Foto: Illustration: Lily Metzker
Simon Marti und Marcel Odermatt

Seit Wochen kaut der Bundesrat auf der Europafrage herum wie auf einem alten Kaugummi. Zahllose Gespräche und keine Einigung – im Gegenteil.

An einer der letzten Sitzungen fiel im Bundesratszimmer der wohl vernichtendste aller aktuell-politischen Vergleiche: Laut gut unterrichteten Quellen zog Justizministerin Simonetta Sommaruga (58, SP) Parallelen zwischen Ignazio Cassis (57, FDP) und US-Präsident Donald Trump (72). Wie in diesem wichtigsten Dossier noch eine Einigung herbeigeführt werden soll, ist derzeit offener denn je.

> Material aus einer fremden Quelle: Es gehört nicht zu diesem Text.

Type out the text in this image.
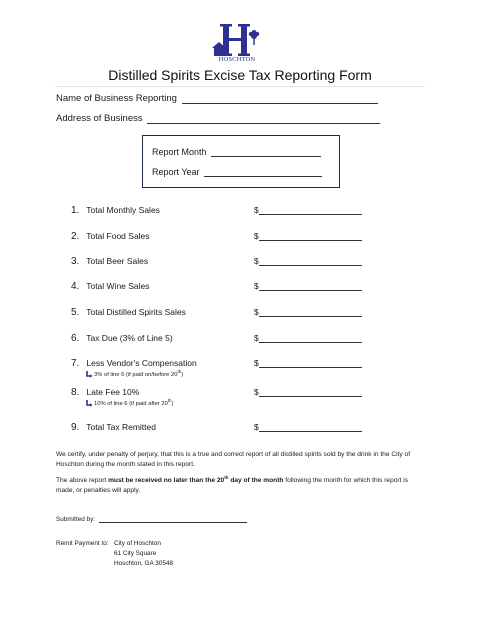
HOSCHTON
Distilled Spirits Excise Tax Reporting Form
Name of Business Reporting
Address of Business
Report Month
Report Year
1. Total Monthly Sales	$
2. Total Food Sales	$
3. Total Beer Sales	$
4. Total Wine Sales	$
5. Total Distilled Spirits Sales	$
6. Tax Due (3% of Line 5)	$
7. Less Vendor's Compensation	$
3% of line 6 (if paid on/before 20th)
8. Late Fee 10%	$
10% of line 6 (if paid after 20th)
9. Total Tax Remitted	$
We certify, under penalty of perjury, that this is a true and correct report of all distilled spirits sold by the drink in the City of Hoschton during the month stated in this report.
The above report must be received no later than the 20th day of the month following the month for which this report is made, or penalties will apply.
Submitted by:
Remit Payment to: City of Hoschton
61 City Square
Hoschton, GA 30548
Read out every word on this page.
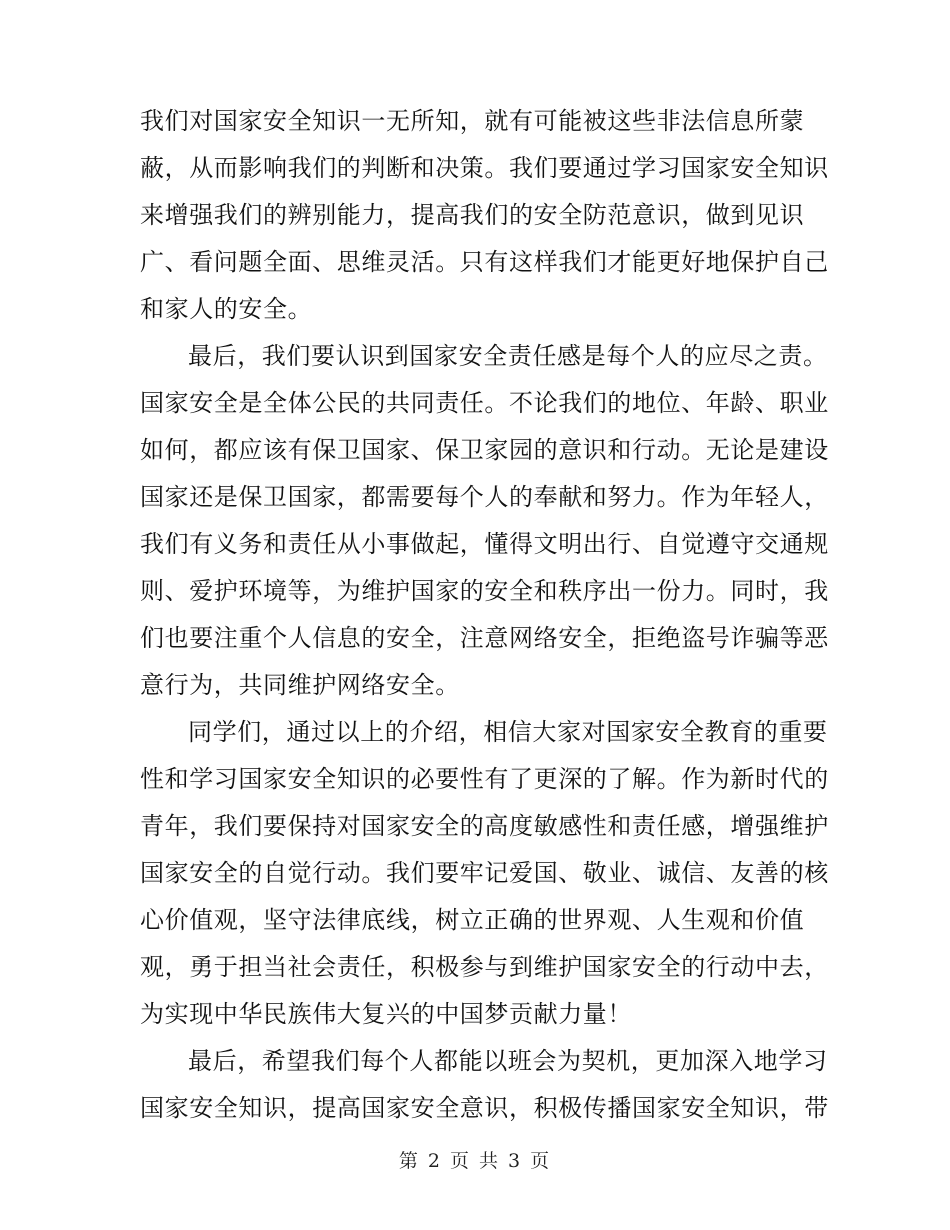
我们对国家安全知识一无所知，就有可能被这些非法信息所蒙
蔽，从而影响我们的判断和决策。我们要通过学习国家安全知识
来增强我们的辨别能力，提高我们的安全防范意识，做到见识
广、看问题全面、思维灵活。只有这样我们才能更好地保护自己
和家人的安全。
最后，我们要认识到国家安全责任感是每个人的应尽之责。
国家安全是全体公民的共同责任。不论我们的地位、年龄、职业
如何，都应该有保卫国家、保卫家园的意识和行动。无论是建设
国家还是保卫国家，都需要每个人的奉献和努力。作为年轻人，
我们有义务和责任从小事做起，懂得文明出行、自觉遵守交通规
则、爱护环境等，为维护国家的安全和秩序出一份力。同时，我
们也要注重个人信息的安全，注意网络安全，拒绝盗号诈骗等恶
意行为，共同维护网络安全。
同学们，通过以上的介绍，相信大家对国家安全教育的重要
性和学习国家安全知识的必要性有了更深的了解。作为新时代的
青年，我们要保持对国家安全的高度敏感性和责任感，增强维护
国家安全的自觉行动。我们要牢记爱国、敬业、诚信、友善的核
心价值观，坚守法律底线，树立正确的世界观、人生观和价值
观，勇于担当社会责任，积极参与到维护国家安全的行动中去，
为实现中华民族伟大复兴的中国梦贡献力量！
最后，希望我们每个人都能以班会为契机，更加深入地学习
国家安全知识，提高国家安全意识，积极传播国家安全知识，带
第 2 页 共 3 页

Dass die SVP-Bundesräte Ueli Maurer (67) und Guy Parmelin (58) bei jedem Schritt in Richtung Brüssel abseits stehen, überrascht kaum. Ein zweiter Graben trennt die FDP-Bundesräte von denen der SP. Ignazio Cassis und Johann Schneider-Ammann (66) fordern Kompromisse bei den Lohnschutz-Massnahmen – die Simonetta Sommaruga und Alain Berset (46) nicht zugestehen möchten. Zu klar haben Gewerkschaften und SP-Spitze gegen eine Aufweichung der flankierenden Massnahmen votiert.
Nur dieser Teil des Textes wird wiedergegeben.